On existence of a nonzero integer vector $x$ such that $\|Bx\|_1\leq \sqrt[n]{n!\,|\det(B)|}$

Solution 1:

This follows from Minkowski's theorem: https://en.wikipedia.org/wiki/Geometry_of_numbers

Let $r > 0$ and $K_r$ be the compact set $\{x \in \mathbb R^n : \lVert B x \rVert_1 \leq r\}$. We have $\operatorname{Vol}(K_r) = \frac{(2r)^n}{n! \cdot\lvert\det(B)\rvert}$.

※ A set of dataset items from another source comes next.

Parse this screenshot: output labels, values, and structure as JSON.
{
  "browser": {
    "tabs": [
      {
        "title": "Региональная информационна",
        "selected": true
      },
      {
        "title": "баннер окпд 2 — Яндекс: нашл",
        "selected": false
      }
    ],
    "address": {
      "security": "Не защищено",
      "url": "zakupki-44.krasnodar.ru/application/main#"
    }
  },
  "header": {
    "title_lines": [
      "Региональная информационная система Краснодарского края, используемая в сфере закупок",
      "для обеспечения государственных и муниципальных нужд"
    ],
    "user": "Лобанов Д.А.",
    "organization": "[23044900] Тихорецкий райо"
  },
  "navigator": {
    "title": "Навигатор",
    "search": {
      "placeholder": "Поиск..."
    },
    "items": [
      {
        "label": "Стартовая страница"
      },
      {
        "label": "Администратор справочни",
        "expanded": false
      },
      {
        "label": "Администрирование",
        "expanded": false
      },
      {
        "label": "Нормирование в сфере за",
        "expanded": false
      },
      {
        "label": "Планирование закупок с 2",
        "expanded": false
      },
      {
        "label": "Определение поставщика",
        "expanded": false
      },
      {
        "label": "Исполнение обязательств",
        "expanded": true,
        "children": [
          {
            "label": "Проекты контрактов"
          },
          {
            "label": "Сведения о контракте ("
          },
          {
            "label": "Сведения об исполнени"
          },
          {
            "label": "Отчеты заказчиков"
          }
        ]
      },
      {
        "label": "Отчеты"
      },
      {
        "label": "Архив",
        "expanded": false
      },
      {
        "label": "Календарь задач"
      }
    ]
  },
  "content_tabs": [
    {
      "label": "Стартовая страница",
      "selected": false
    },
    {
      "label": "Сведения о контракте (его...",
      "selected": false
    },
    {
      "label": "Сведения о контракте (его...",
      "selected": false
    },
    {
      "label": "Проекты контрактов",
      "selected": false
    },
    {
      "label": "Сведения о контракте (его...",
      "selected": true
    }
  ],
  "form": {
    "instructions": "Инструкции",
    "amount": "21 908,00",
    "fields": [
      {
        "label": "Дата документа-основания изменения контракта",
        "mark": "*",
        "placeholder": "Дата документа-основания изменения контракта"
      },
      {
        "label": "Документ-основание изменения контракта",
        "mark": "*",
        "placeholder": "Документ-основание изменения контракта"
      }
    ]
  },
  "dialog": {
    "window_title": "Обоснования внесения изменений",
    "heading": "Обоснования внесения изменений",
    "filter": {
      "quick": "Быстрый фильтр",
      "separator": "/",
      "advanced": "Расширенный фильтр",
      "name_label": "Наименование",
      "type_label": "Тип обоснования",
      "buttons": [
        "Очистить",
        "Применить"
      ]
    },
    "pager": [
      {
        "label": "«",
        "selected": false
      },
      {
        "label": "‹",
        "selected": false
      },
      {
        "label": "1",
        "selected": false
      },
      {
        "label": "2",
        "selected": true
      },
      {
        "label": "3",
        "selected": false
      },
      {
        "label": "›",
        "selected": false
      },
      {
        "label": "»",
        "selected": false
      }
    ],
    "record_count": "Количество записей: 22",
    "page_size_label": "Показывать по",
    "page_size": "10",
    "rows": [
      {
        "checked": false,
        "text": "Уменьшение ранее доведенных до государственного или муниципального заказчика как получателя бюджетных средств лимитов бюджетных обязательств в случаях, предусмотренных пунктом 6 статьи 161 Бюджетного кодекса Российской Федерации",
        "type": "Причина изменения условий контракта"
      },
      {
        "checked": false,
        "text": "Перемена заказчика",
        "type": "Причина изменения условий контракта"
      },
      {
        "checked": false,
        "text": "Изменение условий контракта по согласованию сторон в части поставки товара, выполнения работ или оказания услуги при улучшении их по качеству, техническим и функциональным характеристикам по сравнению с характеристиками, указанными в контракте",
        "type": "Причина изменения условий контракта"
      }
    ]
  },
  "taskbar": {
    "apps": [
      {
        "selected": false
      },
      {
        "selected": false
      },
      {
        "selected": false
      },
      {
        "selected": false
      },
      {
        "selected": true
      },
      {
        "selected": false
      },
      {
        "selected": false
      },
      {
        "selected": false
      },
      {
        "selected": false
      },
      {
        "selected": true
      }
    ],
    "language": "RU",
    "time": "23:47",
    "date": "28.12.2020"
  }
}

Because $K_r$ is closed, by Minkowski's theorem it contains a non-zero integer vector as soon as $\operatorname{Vol}(K_r) \geq 2^n$. That is, as soon as $$r \geq \sqrt[n]{n! \cdot \lvert \det(B) \rvert} \,.$$

To compute $\operatorname{Vol}(K_r)$, it suffices to do this when $r = 1$ and $B$ is the identity matrix. Then you want to compute $2^n$ times the volume of the set $$\{(x_i) \in [0, 1]^n : x_1 + \cdots + x_n \leq 1\} \,.$$ Using Fubini's theorem you can show by induction that it is $\frac1{n!}$.